The Washington Post did an opinion piece on the man likely to be the next speaker of the House of Representatives, Kevin McCarthy of California.
The Post lambasted McCarthy for his inability to say that Trump was wrong to lie to the American people about the Trump Tower meeting.
There was a line that tickled me.
McCarthy seems to be more of a memory-foam Republican — taking the exact shape of presidential pressure.
The column also says, “When the king is a liar, truth becomes treason.”
There is a simple, yet powerful, explanation how under Republican reasoning, Trump truly is above the law and can shoot some guy on Fifth Avenue and nothing will happen.
Give it a read if you can. But if TL;DR —
According to Trump and his lawyers, the president’s role as chief law enforcement officer gives him “absolute” power to fire investigators, terminate investigations and pardon himself at any time, for any reason. This means obstruction of justice by the president is a practical impossibility, because his actions are the definition of justice.

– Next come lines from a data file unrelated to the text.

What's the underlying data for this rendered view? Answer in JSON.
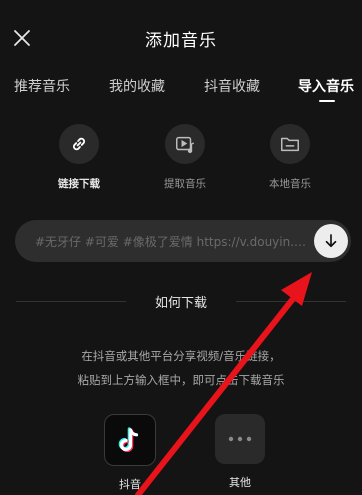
{
  "header": {
    "title": "添加音乐",
    "close_icon": "close-icon"
  },
  "tabs": [
    {
      "label": "推荐音乐",
      "active": false
    },
    {
      "label": "我的收藏",
      "active": false
    },
    {
      "label": "抖音收藏",
      "active": false
    },
    {
      "label": "导入音乐",
      "active": true
    }
  ],
  "options": [
    {
      "label": "链接下载",
      "icon": "link-icon",
      "active": true
    },
    {
      "label": "提取音乐",
      "icon": "video-music-icon",
      "active": false
    },
    {
      "label": "本地音乐",
      "icon": "folder-icon",
      "active": false
    }
  ],
  "link_input": {
    "value": "#无牙仔 #可爱 #像极了爱情 https://v.douyin.c...",
    "download_icon": "download-arrow-icon"
  },
  "how_to": {
    "title": "如何下载",
    "line1": "在抖音或其他平台分享视频/音乐链接，",
    "line2": "粘贴到上方输入框中，即可点击下载音乐"
  },
  "apps": [
    {
      "label": "抖音",
      "icon": "tiktok-icon"
    },
    {
      "label": "其他",
      "icon": "more-dots-icon"
    }
  ],
  "colors": {
    "background": "#141414",
    "annotation_arrow": "#e8131b"
  }
}
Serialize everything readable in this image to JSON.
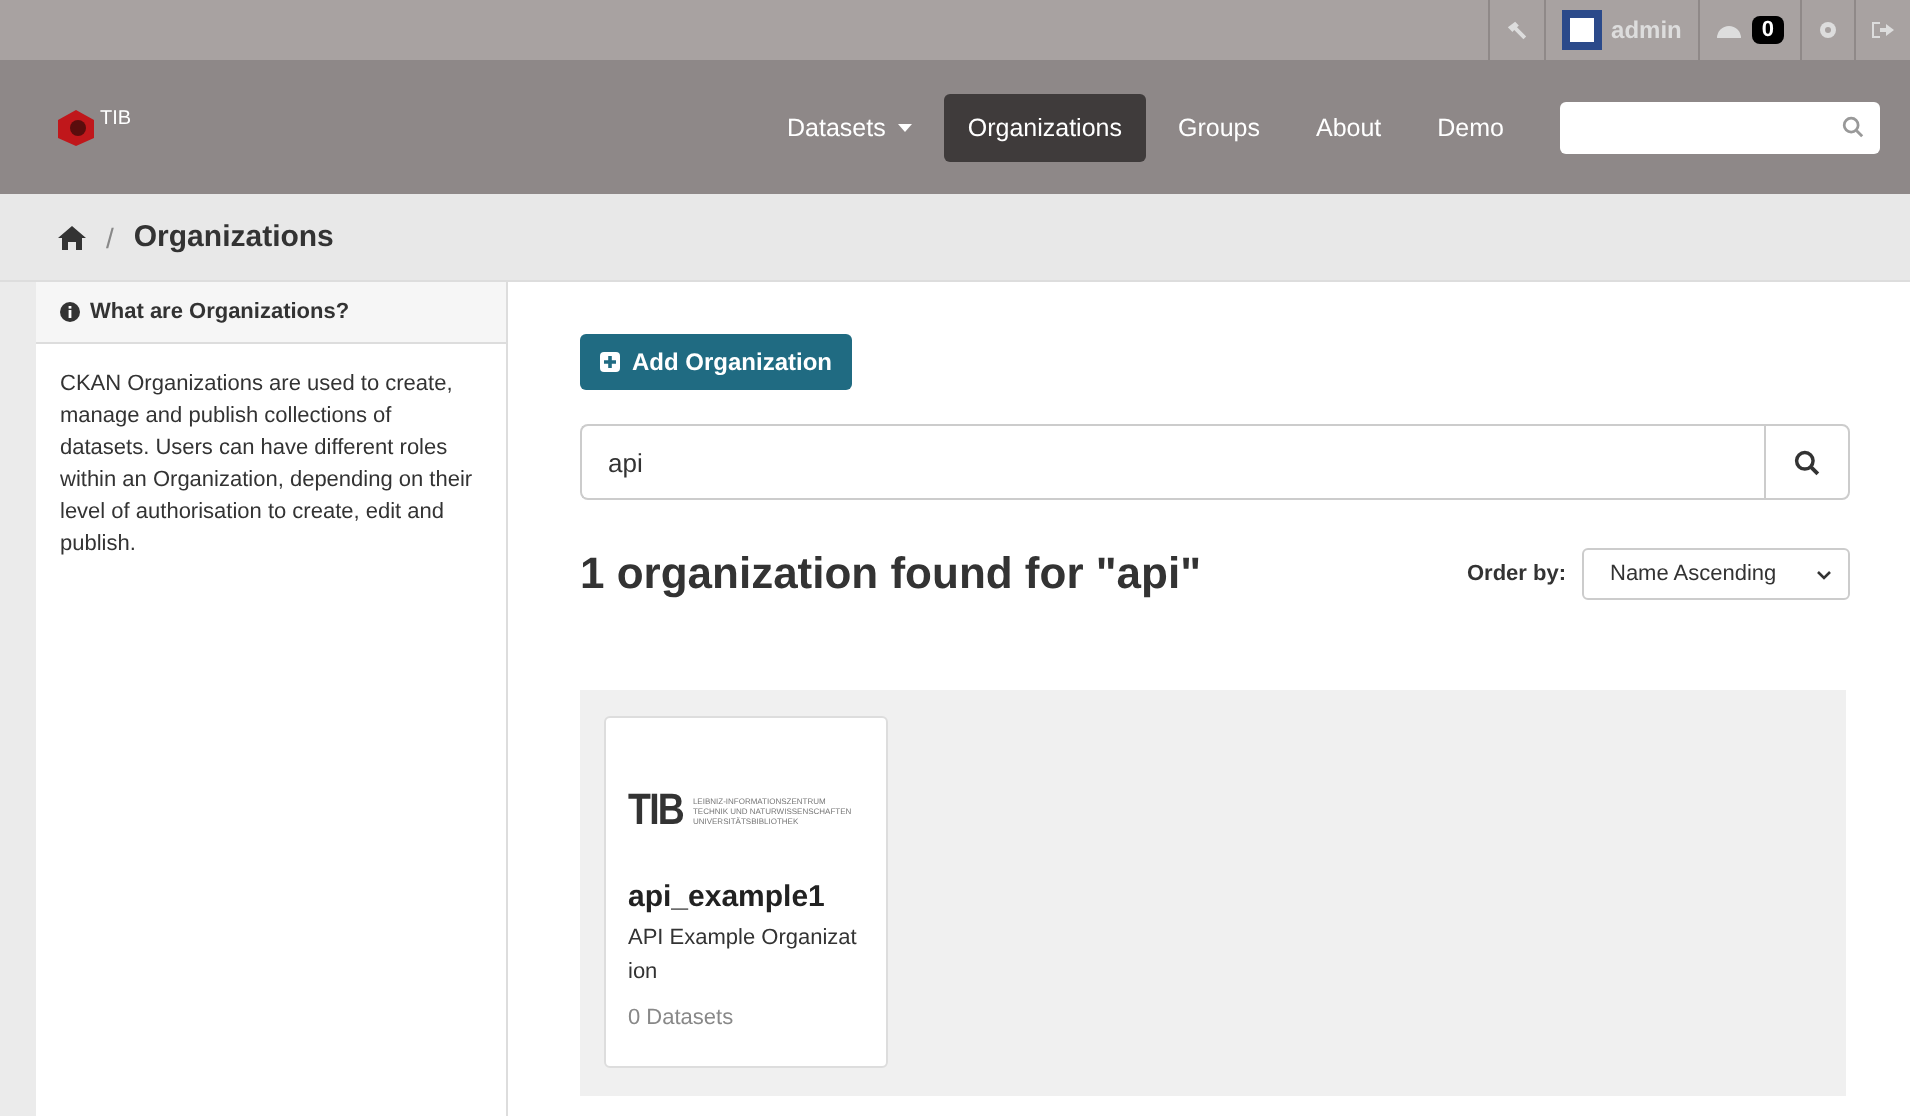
{
  "account_bar": {
    "username": "admin",
    "badge": "0"
  },
  "header": {
    "logo_text": "TIB",
    "nav": [
      {
        "label": "Datasets",
        "selected": false,
        "dropdown": true
      },
      {
        "label": "Organizations",
        "selected": true,
        "dropdown": false
      },
      {
        "label": "Groups",
        "selected": false,
        "dropdown": false
      },
      {
        "label": "About",
        "selected": false,
        "dropdown": false
      },
      {
        "label": "Demo",
        "selected": false,
        "dropdown": false
      }
    ]
  },
  "breadcrumb": {
    "separator": "/",
    "current": "Organizations"
  },
  "sidebar": {
    "title": "What are Organizations?",
    "text": "CKAN Organizations are used to create, manage and publish collections of datasets. Users can have different roles within an Organization, depending on their level of authorisation to create, edit and publish."
  },
  "main": {
    "add_button": "Add Organization",
    "search": {
      "value": "api"
    },
    "result_heading": "1 organization found for \"api\"",
    "order_label": "Order by:",
    "order_value": "Name Ascending",
    "organizations": [
      {
        "logo_text": "TIB",
        "logo_lines": [
          "LEIBNIZ-INFORMATIONSZENTRUM",
          "TECHNIK UND NATURWISSENSCHAFTEN",
          "UNIVERSITÄTSBIBLIOTHEK"
        ],
        "name": "api_example1",
        "description": "API Example Organizat ion",
        "count": "0 Datasets"
      }
    ]
  }
}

Since, in this view, any violation of federal law by the president (including, according to his lawyer Rudolph W. Giuliani, the shooting of former FBI director James B. Comey) could be immediately self-pardoned — and any resulting investigation ended on his order — the only relevant legal check during his time in office is impeachment. And because the Constitution makes impeachment so difficult — requiring a two-thirds supermajority vote in the Senate for conviction and removal — any president who retains the loyalty of his party has essentially no practical limits on his power in criminal matters.